Australian readers are probably already familiar with this story about teenager Hannah Williams, who was prevented from taking her girlfriend to the formal held by her private girls’ school.
A teacher had told the year 11 student she wasn’t allowed to attend the Preston dinner dance with her 15-year-old girlfriend, Savannah Supski. She was asked to bring a male instead.
”It made me very upset. I thought it was unfair so I didn’t go,” she said.
The story of Hannah and Savannah and the missed school formal has been all over the media – hearteningly, most people seem to be in agreement that their school made a wrong decision. We know that the cost of bullying — something experienced disproportionately by certain groups, including GLBTIQ teens — is unspeakably high. And there is clearly a link between institutionalised oppression and the role-modelling of discriminatory behaviours and attitudes by adults, and the bullying that young people inflict on others. It seems that Hannah Williams and Savannah Supski have the support of many of their peers; that could very easily not be the case. Schools need to lead by example and demonstrate that discrimination on the basis of sexuality is never acceptable, or else they really must wear the blame when their students suffer reprisals at the hands of bullies.

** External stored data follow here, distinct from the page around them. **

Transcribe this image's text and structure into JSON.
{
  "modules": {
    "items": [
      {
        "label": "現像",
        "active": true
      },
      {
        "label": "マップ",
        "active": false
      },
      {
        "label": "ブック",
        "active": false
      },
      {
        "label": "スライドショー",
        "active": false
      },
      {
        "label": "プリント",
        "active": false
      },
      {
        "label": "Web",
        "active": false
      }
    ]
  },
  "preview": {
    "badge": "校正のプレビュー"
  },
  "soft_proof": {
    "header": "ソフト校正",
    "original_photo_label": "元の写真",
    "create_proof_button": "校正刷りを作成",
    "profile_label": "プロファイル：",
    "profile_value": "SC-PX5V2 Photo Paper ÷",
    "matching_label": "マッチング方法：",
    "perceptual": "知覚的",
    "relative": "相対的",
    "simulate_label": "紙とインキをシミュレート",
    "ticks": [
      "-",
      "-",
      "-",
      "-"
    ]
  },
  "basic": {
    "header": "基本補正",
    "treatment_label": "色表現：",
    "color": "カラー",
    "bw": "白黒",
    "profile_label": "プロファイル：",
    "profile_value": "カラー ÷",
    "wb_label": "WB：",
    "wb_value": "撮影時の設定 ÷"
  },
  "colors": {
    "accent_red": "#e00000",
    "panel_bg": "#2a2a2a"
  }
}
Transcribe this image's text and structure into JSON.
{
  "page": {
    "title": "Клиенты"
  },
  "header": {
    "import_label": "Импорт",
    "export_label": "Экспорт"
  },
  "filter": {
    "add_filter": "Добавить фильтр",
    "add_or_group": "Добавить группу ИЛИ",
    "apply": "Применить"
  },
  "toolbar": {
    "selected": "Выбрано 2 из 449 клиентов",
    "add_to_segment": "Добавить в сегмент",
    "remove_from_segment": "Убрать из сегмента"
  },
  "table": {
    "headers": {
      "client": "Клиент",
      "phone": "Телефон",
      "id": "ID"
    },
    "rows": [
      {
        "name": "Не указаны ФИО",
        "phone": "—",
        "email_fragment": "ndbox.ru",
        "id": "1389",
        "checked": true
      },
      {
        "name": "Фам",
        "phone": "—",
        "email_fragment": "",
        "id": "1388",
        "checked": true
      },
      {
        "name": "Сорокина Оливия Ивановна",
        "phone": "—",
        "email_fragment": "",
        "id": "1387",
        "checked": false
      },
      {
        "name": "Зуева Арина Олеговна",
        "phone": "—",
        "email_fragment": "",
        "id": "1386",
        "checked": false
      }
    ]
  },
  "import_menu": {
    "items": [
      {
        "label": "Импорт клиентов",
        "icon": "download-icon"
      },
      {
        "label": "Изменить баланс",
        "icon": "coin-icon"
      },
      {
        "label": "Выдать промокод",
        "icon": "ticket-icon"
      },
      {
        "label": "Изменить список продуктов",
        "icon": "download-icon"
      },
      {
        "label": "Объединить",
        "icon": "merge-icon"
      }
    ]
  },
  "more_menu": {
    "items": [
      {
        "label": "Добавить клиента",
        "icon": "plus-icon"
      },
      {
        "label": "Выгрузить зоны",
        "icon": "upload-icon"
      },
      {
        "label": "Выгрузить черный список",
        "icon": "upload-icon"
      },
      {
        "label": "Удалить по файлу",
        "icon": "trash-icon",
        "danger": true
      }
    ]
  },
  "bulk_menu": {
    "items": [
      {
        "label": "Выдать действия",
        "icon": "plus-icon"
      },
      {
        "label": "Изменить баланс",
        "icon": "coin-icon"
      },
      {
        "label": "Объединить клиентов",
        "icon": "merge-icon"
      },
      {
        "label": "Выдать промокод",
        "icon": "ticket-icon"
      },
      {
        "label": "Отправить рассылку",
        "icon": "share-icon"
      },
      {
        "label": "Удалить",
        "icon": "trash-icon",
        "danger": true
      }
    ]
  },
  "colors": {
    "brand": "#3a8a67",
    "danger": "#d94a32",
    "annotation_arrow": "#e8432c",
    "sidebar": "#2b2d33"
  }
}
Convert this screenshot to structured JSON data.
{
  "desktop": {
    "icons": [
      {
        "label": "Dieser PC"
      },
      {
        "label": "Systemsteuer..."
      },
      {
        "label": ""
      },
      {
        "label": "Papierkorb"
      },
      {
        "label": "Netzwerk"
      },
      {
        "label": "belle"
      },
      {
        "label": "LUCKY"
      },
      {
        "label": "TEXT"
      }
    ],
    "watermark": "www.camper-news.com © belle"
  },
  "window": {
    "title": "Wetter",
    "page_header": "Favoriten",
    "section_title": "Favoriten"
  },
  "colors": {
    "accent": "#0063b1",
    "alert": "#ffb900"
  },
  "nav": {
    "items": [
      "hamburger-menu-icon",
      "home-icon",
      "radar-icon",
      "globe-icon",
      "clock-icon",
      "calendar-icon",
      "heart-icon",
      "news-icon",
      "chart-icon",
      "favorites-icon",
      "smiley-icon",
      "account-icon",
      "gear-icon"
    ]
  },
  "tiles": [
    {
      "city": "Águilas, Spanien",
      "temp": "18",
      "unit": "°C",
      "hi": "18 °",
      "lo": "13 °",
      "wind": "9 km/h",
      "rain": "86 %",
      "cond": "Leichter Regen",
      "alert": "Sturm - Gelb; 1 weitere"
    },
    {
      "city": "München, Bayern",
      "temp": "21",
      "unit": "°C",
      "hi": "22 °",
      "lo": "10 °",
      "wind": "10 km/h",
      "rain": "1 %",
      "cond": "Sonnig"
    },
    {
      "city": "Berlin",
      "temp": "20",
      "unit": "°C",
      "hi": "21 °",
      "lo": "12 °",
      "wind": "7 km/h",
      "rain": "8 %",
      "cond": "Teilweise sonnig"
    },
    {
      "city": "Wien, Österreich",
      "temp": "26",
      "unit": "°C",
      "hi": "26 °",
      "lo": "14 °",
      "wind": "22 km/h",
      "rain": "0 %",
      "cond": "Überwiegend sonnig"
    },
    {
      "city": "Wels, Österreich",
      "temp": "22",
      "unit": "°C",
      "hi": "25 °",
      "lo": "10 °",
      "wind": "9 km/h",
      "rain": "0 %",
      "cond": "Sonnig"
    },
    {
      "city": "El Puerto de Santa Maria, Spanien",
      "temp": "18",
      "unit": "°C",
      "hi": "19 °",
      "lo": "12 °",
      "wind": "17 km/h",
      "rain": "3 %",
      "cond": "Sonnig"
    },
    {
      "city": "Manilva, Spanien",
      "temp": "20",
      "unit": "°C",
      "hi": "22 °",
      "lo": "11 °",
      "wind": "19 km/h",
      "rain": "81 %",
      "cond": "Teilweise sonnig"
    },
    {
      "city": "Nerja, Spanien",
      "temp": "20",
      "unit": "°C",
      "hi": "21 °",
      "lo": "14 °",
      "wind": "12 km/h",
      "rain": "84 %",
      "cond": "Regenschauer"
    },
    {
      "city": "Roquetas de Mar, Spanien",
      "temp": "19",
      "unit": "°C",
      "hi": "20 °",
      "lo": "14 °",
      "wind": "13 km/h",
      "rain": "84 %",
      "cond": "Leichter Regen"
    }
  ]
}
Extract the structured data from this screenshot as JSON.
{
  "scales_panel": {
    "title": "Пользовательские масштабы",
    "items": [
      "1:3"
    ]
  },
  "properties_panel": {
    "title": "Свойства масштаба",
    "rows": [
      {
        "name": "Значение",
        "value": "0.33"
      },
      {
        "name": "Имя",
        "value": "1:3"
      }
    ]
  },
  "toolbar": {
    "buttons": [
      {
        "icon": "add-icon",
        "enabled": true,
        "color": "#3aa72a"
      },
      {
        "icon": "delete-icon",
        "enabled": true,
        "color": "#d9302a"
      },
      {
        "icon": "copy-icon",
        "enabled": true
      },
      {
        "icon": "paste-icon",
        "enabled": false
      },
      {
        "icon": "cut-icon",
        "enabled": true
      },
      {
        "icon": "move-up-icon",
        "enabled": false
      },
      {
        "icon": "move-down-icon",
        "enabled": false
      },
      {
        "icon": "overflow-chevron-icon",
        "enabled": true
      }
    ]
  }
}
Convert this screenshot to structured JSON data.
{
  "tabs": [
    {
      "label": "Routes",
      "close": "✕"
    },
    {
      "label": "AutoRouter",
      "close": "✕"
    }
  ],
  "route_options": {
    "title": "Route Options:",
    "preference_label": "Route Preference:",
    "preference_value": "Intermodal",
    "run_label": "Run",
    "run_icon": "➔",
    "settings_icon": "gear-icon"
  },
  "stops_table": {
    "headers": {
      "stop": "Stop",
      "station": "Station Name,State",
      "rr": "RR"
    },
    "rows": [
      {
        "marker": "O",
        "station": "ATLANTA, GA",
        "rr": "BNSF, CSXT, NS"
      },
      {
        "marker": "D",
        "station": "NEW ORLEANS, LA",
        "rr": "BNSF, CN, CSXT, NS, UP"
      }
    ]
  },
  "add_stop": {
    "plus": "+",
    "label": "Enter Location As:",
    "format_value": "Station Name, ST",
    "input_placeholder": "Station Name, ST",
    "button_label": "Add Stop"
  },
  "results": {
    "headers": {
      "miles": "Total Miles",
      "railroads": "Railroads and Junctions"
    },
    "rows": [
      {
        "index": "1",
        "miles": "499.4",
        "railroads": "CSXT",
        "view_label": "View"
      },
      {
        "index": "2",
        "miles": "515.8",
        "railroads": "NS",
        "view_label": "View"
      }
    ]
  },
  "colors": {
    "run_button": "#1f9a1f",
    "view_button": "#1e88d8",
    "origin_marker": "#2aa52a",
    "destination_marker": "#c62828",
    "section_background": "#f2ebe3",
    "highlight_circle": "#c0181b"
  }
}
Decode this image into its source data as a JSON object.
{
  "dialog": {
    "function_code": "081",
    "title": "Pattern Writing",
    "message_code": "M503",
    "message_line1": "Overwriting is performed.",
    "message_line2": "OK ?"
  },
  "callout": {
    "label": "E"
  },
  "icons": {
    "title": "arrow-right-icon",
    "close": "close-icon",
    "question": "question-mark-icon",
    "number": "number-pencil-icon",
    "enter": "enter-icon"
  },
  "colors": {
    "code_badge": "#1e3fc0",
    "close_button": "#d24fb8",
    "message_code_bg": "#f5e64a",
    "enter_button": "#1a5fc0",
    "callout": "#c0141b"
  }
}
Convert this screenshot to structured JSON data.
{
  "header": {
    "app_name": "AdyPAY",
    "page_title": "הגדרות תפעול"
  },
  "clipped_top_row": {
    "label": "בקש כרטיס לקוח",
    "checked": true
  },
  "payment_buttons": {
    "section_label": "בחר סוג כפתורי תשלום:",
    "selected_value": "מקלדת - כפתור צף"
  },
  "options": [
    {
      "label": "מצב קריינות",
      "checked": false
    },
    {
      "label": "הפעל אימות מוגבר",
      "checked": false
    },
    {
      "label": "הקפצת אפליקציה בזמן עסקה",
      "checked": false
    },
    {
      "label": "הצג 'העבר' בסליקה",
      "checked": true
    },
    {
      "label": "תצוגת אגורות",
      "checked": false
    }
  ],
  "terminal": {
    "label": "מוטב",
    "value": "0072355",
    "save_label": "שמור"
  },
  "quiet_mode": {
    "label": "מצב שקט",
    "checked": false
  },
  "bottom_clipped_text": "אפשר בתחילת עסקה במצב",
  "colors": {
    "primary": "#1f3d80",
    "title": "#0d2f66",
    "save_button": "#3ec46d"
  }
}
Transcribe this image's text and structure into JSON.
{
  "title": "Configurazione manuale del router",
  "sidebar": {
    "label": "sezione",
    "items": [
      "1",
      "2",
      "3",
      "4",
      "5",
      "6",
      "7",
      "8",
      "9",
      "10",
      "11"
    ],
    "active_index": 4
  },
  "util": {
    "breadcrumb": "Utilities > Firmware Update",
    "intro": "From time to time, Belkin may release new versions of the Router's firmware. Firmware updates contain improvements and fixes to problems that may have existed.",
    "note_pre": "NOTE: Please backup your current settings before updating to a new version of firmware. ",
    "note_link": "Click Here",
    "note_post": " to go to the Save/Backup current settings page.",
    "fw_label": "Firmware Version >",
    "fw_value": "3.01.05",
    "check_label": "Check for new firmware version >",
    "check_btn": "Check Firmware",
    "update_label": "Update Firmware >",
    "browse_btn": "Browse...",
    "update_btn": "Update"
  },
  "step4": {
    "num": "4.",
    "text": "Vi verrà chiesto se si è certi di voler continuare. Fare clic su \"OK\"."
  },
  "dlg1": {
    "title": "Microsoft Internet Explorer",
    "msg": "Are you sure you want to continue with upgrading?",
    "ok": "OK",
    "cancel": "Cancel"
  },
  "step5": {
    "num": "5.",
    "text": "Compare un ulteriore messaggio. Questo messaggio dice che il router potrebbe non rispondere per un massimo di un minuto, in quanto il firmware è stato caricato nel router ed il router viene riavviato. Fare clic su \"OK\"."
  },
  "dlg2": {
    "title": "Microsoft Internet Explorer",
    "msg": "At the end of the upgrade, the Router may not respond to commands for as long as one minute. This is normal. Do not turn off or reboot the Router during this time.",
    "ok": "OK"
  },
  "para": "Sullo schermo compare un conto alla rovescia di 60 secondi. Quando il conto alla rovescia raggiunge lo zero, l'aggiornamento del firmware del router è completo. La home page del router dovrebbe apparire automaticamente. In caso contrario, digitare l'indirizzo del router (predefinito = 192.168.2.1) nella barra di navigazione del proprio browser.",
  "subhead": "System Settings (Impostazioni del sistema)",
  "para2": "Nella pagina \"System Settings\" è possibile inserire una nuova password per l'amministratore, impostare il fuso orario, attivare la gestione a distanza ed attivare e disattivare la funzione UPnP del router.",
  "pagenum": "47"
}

The truth is, of course, that Ivanhoe Girls’ Grammar is not the only school to either overtly or subtly discriminate against students or teachers on the grounds of their sexuality or gender. The difference in this case? The girls have parents who are supportive and prepared to be outspoken about this issue, and who took the step of alerting the Equal Opportunity Commission about the case. In other words, the difference is that the protagonists in this story were listened to and were not silenced or repressed by all of the adults around them.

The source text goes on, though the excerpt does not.